In Bonnieux the other day, I caught sight of this magnificent wisteria behind a gate, through an archway. It looked intriguing so I stopped. For a brief moment I wondered who lived in the house and how long that bottle had been there in the courtyard. Another time, I might have considered whether it might make a setting for a scene in a novel, but I just took a photo because it was pretty and left it there.
 
Have I run out of steam? Does there come a time when a writer feels there's no more to say for a while? A few too many crass online reviews? "Meh." "No. Just no." "This book uses words that are literally not in the dictionary." (At least that one gave us a laugh.) I don't think it's anything to do with that.

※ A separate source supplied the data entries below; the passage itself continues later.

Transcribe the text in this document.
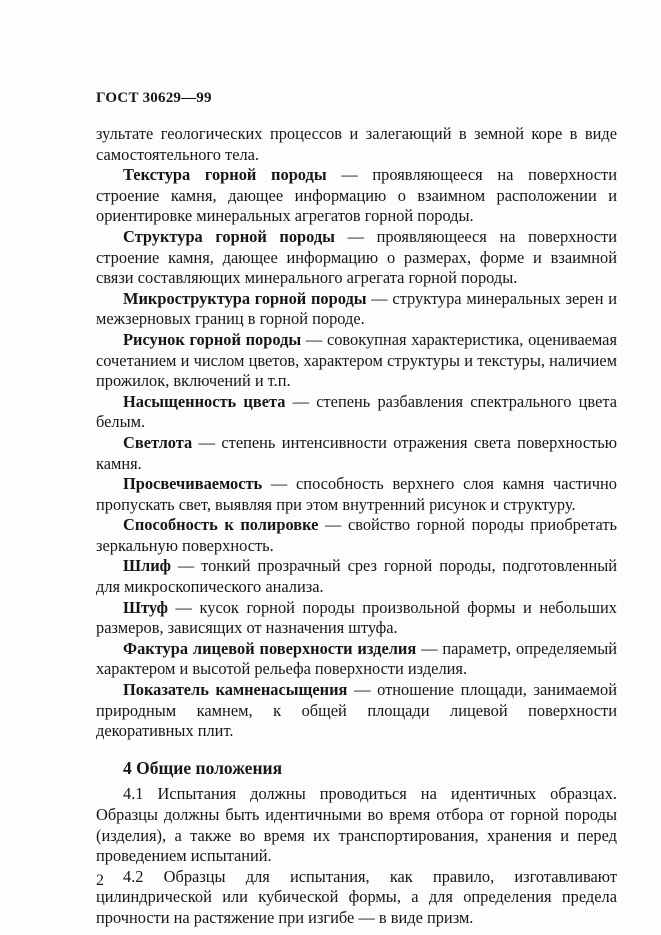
ГОСТ 30629—99

зультате геологических процессов и залегающий в земной коре в виде самостоятельного тела.

Текстура горной породы — проявляющееся на поверхности строение камня, дающее информацию о взаимном расположении и ориентировке минеральных агрегатов горной породы.

Структура горной породы — проявляющееся на поверхности строение камня, дающее информацию о размерах, форме и взаимной связи составляющих минерального агрегата горной породы.

Микроструктура горной породы — структура минеральных зерен и межзерновых границ в горной породе.

Рисунок горной породы — совокупная характеристика, оцениваемая сочетанием и числом цветов, характером структуры и текстуры, наличием прожилок, включений и т.п.

Насыщенность цвета — степень разбавления спектрального цвета белым.

Светлота — степень интенсивности отражения света поверхностью камня.

Просвечиваемость — способность верхнего слоя камня частично пропускать свет, выявляя при этом внутренний рисунок и структуру.

Способность к полировке — свойство горной породы приобретать зеркальную поверхность.

Шлиф — тонкий прозрачный срез горной породы, подготовленный для микроскопического анализа.

Штуф — кусок горной породы произвольной формы и небольших размеров, зависящих от назначения штуфа.

Фактура лицевой поверхности изделия — параметр, определяемый характером и высотой рельефа поверхности изделия.

Показатель камненасыщения — отношение площади, занимаемой природным камнем, к общей площади лицевой поверхности декоративных плит.

4 Общие положения

4.1 Испытания должны проводиться на идентичных образцах. Образцы должны быть идентичными во время отбора от горной породы (изделия), а также во время их транспортирования, хранения и перед проведением испытаний.

4.2 Образцы для испытания, как правило, изготавливают цилиндрической или кубической формы, а для определения предела прочности на растяжение при изгибе — в виде призм.

2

I'm someone who believes passionately in freedom of expression, and will defend to the end the right of reviewers to be mean if that's how they feel. There are enough other readers who do like my novels, which redresses the balance.
 
I've long thought that the reason for writing and reading novels is to try to make sense of the world. Each of my novels has contained some personal issue that I've been grappling with, though usually this has not become apparent, even to me, until some time afterwards. There's no equivalence in the plot. The manifestation is more like those dreams of places and people that don't seem to look like they do in life.
 
But in the case of the last novel, issues of identity and loss were all too close to the surface as I was struggling to write it. There was no time to process my emotions. They were raw and real and ever-present as I wrote through the winter that saw both my parents pass away within four months of each other. Over the book, the word "deadline" hung with a bitter, macabre irony.
 
Writing this now, I think I've realised what my silence is saying. "Give me a break."